If we had began by drawing $a-y$ outside the circle, then we would have had to draw $c-x$ inside the circle, and had the same problem with being able to draw the last line; as shown here:

An unnecessary case and steoreographic projection

In the proof as presented, we do two cases that seem essentially identical – namely, whether the first edge $a-y$ was drawn inside the circle or outside the circle. In a good proof you don’t want to consider more cases than necessary, so it’s worth stopping to see if these cases are really “the same” or not.

At first glance, the inside and outside of the circle seem to appear very different: the inside has finite area, while the outside has infinite area.
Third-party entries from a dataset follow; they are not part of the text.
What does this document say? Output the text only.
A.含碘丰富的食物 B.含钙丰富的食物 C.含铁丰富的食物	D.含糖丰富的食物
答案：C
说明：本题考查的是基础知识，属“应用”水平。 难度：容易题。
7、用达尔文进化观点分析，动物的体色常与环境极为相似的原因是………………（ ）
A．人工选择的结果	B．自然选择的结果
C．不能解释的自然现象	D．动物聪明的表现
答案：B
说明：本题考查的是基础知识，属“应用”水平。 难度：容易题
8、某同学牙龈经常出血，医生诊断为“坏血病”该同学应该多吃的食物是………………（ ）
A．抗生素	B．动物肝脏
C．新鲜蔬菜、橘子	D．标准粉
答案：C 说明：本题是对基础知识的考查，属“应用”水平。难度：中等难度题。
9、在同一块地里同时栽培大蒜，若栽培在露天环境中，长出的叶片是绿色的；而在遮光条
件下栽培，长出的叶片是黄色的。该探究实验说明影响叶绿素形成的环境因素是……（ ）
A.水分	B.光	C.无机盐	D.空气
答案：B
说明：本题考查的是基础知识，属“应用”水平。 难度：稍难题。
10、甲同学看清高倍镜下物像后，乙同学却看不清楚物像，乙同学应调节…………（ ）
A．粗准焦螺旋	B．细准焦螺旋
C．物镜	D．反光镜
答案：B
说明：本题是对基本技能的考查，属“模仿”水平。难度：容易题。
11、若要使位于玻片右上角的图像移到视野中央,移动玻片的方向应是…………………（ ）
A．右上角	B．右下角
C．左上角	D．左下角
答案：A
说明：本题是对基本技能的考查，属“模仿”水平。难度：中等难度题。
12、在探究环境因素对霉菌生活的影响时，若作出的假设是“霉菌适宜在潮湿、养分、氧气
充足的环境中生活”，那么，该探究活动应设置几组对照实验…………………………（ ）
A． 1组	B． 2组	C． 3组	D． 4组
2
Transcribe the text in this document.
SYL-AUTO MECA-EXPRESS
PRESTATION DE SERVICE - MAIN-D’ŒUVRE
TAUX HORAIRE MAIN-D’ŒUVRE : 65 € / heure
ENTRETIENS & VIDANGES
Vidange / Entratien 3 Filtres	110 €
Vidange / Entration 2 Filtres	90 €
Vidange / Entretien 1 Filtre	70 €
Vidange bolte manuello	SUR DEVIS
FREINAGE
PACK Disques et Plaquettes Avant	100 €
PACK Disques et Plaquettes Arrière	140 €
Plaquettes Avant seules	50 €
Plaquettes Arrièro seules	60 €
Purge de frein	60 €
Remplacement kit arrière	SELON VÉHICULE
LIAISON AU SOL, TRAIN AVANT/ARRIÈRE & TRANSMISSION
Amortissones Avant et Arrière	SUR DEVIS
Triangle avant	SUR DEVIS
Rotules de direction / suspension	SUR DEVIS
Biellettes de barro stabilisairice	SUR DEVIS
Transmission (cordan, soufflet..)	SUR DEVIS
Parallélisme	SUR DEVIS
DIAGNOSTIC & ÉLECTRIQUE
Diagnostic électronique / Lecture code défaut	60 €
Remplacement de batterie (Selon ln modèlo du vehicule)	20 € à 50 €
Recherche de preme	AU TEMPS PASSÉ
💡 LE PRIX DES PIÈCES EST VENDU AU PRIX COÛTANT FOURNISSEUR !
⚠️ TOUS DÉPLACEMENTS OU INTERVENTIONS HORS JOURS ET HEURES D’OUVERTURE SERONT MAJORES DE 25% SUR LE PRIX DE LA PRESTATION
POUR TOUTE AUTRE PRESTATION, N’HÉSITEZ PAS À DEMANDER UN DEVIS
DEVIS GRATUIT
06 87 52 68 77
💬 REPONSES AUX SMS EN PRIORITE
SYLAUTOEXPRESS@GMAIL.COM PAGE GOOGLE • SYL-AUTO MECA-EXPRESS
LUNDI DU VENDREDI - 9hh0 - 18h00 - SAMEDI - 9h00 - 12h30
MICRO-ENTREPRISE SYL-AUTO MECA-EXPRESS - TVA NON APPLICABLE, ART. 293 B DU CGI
However, here’s a slightly different situation where the inside and outside are obviously interchangable: replace $\R^2$ with the sphere $S^2$, and draw the circle as the equator. Then the “inside” is the northern hemisphere, and the “outside” is the southern hemisphere, and obviously we can just do a reflection to interchange them.

It seems like a huge leap to replace the plane with the sphere, but the sphere is really just the plane with one additional point! Put another way, suppose we could draw $\Gamma$ on the sphere. Our drawing would miss at least point, and if we cut open the sphere at that one point we could stretch the sphere out and lay it flat on the plane, giving a drawing of $\Gamma$ on the plane.

That sounded vague, but one way it can be made precise is the following: through stereographic projection, which the wikipedia page makes look complicated, but is really just this picture:

Draw the sphere as the unit sphere centerred at the origin, so the North pole is the point $N=(0,0,1)$. Then, for any point $Z\neq N$ on the sphere, there is a unique line through $N$ and $Z$. That line will meet the $xy$ plane in a unique point $z$. Similarly, given any point $z$ in the $xy$ plane, the line through $z$ and $N$ will meet the sphere in one other point $Z$. This gives a bijection between points on the plane, and points on there sphere (except for the north pole).

If discussion above we slightly lacking, there are lots of fun videos showing (variations of) stereographic projection on youtube. I mentioned in particular Henry Segerman’s videos that illustrated this using shadows and 3-d printed spheres.

Back to planar graphs

If that digression into topology seemed long and pointless, the upshot is that if we’re trying to prove a Hamiltonian graph is nonplanar, we can treat the inside and the outside of the circle as equivalent, and so when we try to add the very first edge we may as well put it inside. This gives us one less choice, and so makes our proofs about half as long! We will use this trick to show that:

The complete graph $K_5$ isn’t planar

The proof is similar, in that we begin by picking a Hamiltonian cycle, say, $a-b-c-d-e-a$, and drawing this as a cirlce in the plane, and then try to add the remaining edges. $K_5$ has $5\cdot 4/2=10$ edges, and 5 are contained in the cycle, so we have 5 more edges to add – $a-c, a-d, b-d,b-e$ and $c-e$.

Since the inside and outside of the circle are equivalent, we will assume the first edge $a-c$ is drawn inside the circle, giving us the following picture:

It may be tempting to next consider the edge $a-d$, but this could be drawn either inside or outside the circle, and so we’d have to start considering cases. We get a shorter, cleaner proof if we now move on to the vertex $b$.

The vertex $b$ is separated from $d$ and $e$ on the inside of the circle by the line $ac$, and hence the edges $b-e$ and $b-d$ must be drawn on the outside of the circle. These edges separate $a$ from $d$ on the outside of the circle, and so this must be drawn inside, giving the following picture:

But now we cannot add the final $c-e$, as $c$ and $e$ are separated from each other on both the outside and the inside of the circle.